Como tudo na indústria automotiva é feito em escala, inclusive fora da produção, os números ficam ainda mais difíceis de encarar. Você está acompanhando? Então preste atenção nos dados a seguir.
Segundo dados do Sindipeças (Sindicato Nacional da Indústria de Componentes para Veículos Automotores) e da Anfavea (Associação Nacional dos Fabricantes de Veículos Automotores), havia 195.000 empregados na indústria de autopeças e cerca de 126.000 na de fabricação de automóveis — uma proporção de 1,5:1. Se 40.000 empregados das fabricantes de automóveis associadas à Anfavea foram afastados, então a crise afetará mais 60.000 pessoas na indústria de autopeças.
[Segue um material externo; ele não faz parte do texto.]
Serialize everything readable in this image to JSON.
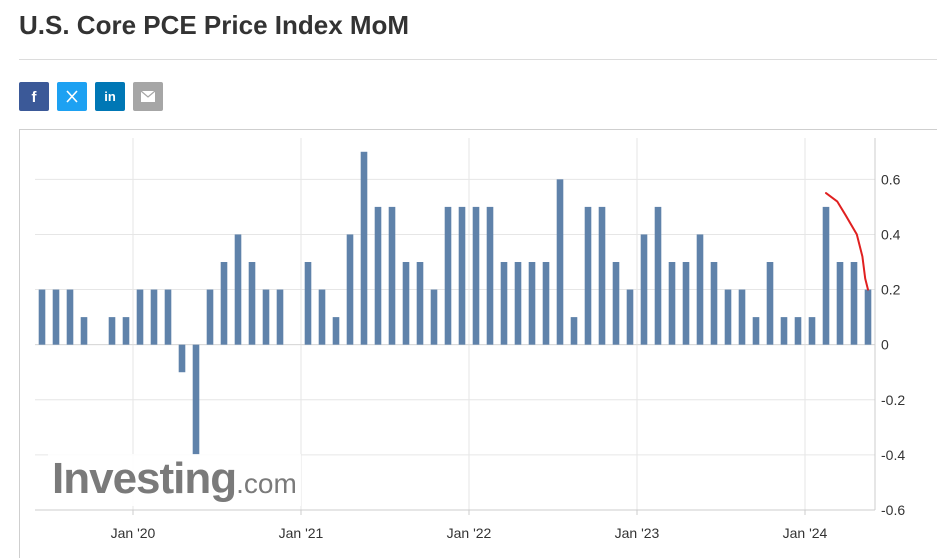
{
  "page": {
    "title": "U.S. Core PCE Price Index MoM"
  },
  "share": [
    {
      "name": "facebook",
      "glyph": "f",
      "color": "#3b5998"
    },
    {
      "name": "x-twitter",
      "glyph": "𝕏",
      "color": "#1da1f2"
    },
    {
      "name": "linkedin",
      "glyph": "in",
      "color": "#0077b5"
    },
    {
      "name": "email",
      "glyph": "",
      "color": "#a6a6a6"
    }
  ],
  "watermark": {
    "main": "Investing",
    "sub": ".com"
  },
  "chart_data": {
    "type": "bar",
    "bar_color": "#5f82aa",
    "annotation_color": "#e02020",
    "ylim": [
      -0.6,
      0.75
    ],
    "yticks": [
      -0.6,
      -0.4,
      -0.2,
      0,
      0.2,
      0.4,
      0.6
    ],
    "ytick_labels": [
      "-0.6",
      "-0.4",
      "-0.2",
      "0",
      "0.2",
      "0.4",
      "0.6"
    ],
    "xtick_labels": [
      "Jan '20",
      "Jan '21",
      "Jan '22",
      "Jan '23",
      "Jan '24"
    ],
    "xtick_bar_index": [
      6.5,
      18.5,
      30.5,
      42.5,
      54.5
    ],
    "grid": true,
    "y_axis_position": "right",
    "values": [
      0.2,
      0.2,
      0.2,
      0.1,
      0.0,
      0.1,
      0.1,
      0.2,
      0.2,
      0.2,
      -0.1,
      -0.4,
      0.2,
      0.3,
      0.4,
      0.3,
      0.2,
      0.2,
      0.0,
      0.3,
      0.2,
      0.1,
      0.4,
      0.7,
      0.5,
      0.5,
      0.3,
      0.3,
      0.2,
      0.5,
      0.5,
      0.5,
      0.5,
      0.3,
      0.3,
      0.3,
      0.3,
      0.6,
      0.1,
      0.5,
      0.5,
      0.3,
      0.2,
      0.4,
      0.5,
      0.3,
      0.3,
      0.4,
      0.3,
      0.2,
      0.2,
      0.1,
      0.3,
      0.1,
      0.1,
      0.1,
      0.5,
      0.3,
      0.3,
      0.2
    ],
    "annotation": {
      "type": "freehand-curve",
      "from_bar": 56,
      "to_bar": 59,
      "points": [
        [
          56,
          0.55
        ],
        [
          56.8,
          0.52
        ],
        [
          57.4,
          0.47
        ],
        [
          58.2,
          0.4
        ],
        [
          58.6,
          0.32
        ],
        [
          58.8,
          0.24
        ],
        [
          59,
          0.2
        ]
      ]
    }
  }
}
Isso só de empresas associadas ao Sindipeças.
Acontece que parte da cadeia de fornecedores não é associada ao sindicato. São mais 25.000 trabalhadores que não constam na estatística oficial, segundo estimativa do próprio Sindipeças, ou 220.000 empregados. Neste caso, a proporção sobre para 1,7:1, ou 68.000 pessoas afetadas pela crise nas vendas de automóveis. Só na parte industrial da coisa, que, segundo o IBGE (Instituto Brasileiro de Geografia e Estatística), já teve sua atividade reduzida em 3,2% até abril. Os dados de maio ainda não foram compilados.
Veículos precisam de redes de distribuição, que empregam ainda mais gente. Segundo a Fenabrave, concessionárias empregam perto de 400.000 pessoas no Brasil. Se houvesse uma relação direta entre operários e empregados de concessionárias, estaríamos falando de mais 128.300 pessoas com empregos ameaçados, mas, no setor de serviços, a coisa fica mais difusa. Sempre haverá os carros já vendidos para atender — os serviços de pós-venda e manutenção. Mesmo assim, as concessionárias focadas primordialmente nas vendas estão seriamente ameaçadas de fechar. No começo de maio, noticiamos que 250 das 7.943 concessionárias brasileiras fecharam só em 2015, o que implicou a demissão de 12.000 pessoas.
Foto: Mateus Tagé
Somando os possíveis afetados por suspensão no emprego, teríamos 236.400 pessoas sob o facão da queda nas vendas — que, por sua vez, são pressionadas pelos juros na taxa básica de juros (a Selic), em alta para conter a inflação, algo que acaba diminuindo o dinheiro disponível para empréstimos e deixa os juros cobrados por eles ainda maiores do que já são. Sem entrar na questão das demais cadeias produtivas que estes empregos alimentam, como roupas, calçados, alimentação, habitação e por aí afora.
O último recurso
Para finalizar, vale lembrar que os lay-offs são um passo para tentar evitar demissões. A suspensão total do contrato de trabalho, que coloca os funcionários escolhidos para receber salários do FAT (Fundo de Amparo ao Trabalhador), tem duração máxima de cinco meses e deve ser aprovada pelos sindicatos. No período, eles devem passar por cursos de requalificação profissional ministrados pelo Senai.
A maior parte dos trabalhadores da indústria está neste caso. No final do período, se os empregados não puderem ser reabsorvidos por uma retomada na produção, fica subentendido que a única alternativa das empresas é a demissão. Só no trimestre que terminou em abril, o desemprego já subiu para 8 milhões de pessoas, ou 18,7% a mais do que de novembro de 2014 a janeiro de 2015, segundo o IBGE. Isso representa 5% da população economicamente ativa do Brasil.
Para quem quer se manter otimista, resta torcer por uma recuperação rápida da economia, mas 2015 não promete ser nada fácil.